Mental Multiplication Tricks

It's been nice being able to go back to memrise.  After going to Nationals and using it as an opportunity for an internet fast, I had a lot of catching up to do.  I have caught up my reviews in French, literary dates, other historical dates,  capitals, number systems, and now the mental multiplication I had started.  I still have to catch up my reviews in Dutch and toki pona, but that is a separate story.

As much fun as it was trying to use the major memory system to try think of bizarre images to remember the facts "on sight" I think I'd rather invest in learning and practicing some mental tricks to do more of the math as computation and leave "sight facts" to the what remains.  So what should be easy to compute?   
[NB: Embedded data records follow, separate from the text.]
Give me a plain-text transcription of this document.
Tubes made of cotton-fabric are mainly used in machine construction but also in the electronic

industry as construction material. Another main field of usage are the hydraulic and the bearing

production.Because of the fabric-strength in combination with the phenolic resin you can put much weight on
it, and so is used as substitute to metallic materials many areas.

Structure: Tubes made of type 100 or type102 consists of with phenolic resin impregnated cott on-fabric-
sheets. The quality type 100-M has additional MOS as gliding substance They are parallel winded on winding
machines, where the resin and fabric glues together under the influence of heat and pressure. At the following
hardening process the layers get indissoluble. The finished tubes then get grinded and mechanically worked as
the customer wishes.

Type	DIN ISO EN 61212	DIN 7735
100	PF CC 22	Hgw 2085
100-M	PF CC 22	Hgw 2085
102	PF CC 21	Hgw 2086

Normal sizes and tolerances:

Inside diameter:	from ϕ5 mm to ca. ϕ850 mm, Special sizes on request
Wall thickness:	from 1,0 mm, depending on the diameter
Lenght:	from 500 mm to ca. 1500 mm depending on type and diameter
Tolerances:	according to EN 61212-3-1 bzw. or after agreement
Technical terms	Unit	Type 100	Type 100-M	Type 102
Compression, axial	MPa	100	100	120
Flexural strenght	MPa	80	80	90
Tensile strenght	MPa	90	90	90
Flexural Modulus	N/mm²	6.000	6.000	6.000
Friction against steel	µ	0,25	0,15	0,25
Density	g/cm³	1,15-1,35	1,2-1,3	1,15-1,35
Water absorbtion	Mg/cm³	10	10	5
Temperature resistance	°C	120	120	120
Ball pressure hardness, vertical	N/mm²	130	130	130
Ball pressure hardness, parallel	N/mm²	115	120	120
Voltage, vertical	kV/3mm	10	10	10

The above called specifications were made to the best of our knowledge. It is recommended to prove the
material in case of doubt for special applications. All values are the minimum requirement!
Well, 11s for one easy case.  

Here's a grab bag of tricks, which covers 9s, 5, and supposedly any power of 2, but honestly trying to turn 14 X 32 into (14 X 2 X 2 X 2 X 2 X 2) is a little unwieldy, but the idea is a really good short-cut and allows me to think about using other powers as well.

Also, a wikibook offers the following fun trick: 
Let's say you are multiplying two numbers, just two two-digit numbers for now (though the rules could be adapted for others) which start with the same digit and the sum of their unit digits is 10. For example, 87×83 (sum of unit digits: 7+3=10). You multiply the first digit by one more than itself (8×9 = 72). Then multiply the second digits together (7×3 = 21). Then stick the first answer at the start of the second to get the answer (7221). A simple proof of how this works is given in the Wikipedia article on Swami Bharati Krishna Tirtha's Vedic mathematics. If the result from the multiplication of the unit digits is less than 10, simply add a zero in front of the number (i.e., 9 becomes 09). For example, 59×51 is equal to [5×6][9×1] which equals [30][09]. Thus 59×51 = 3009.

Lastly, on this research journey I found out about so-called Vedic Mathematics and the Trachenberg System. 

All can help me as I slowly (around 5 facts a day) work through the 100 X 100 times table.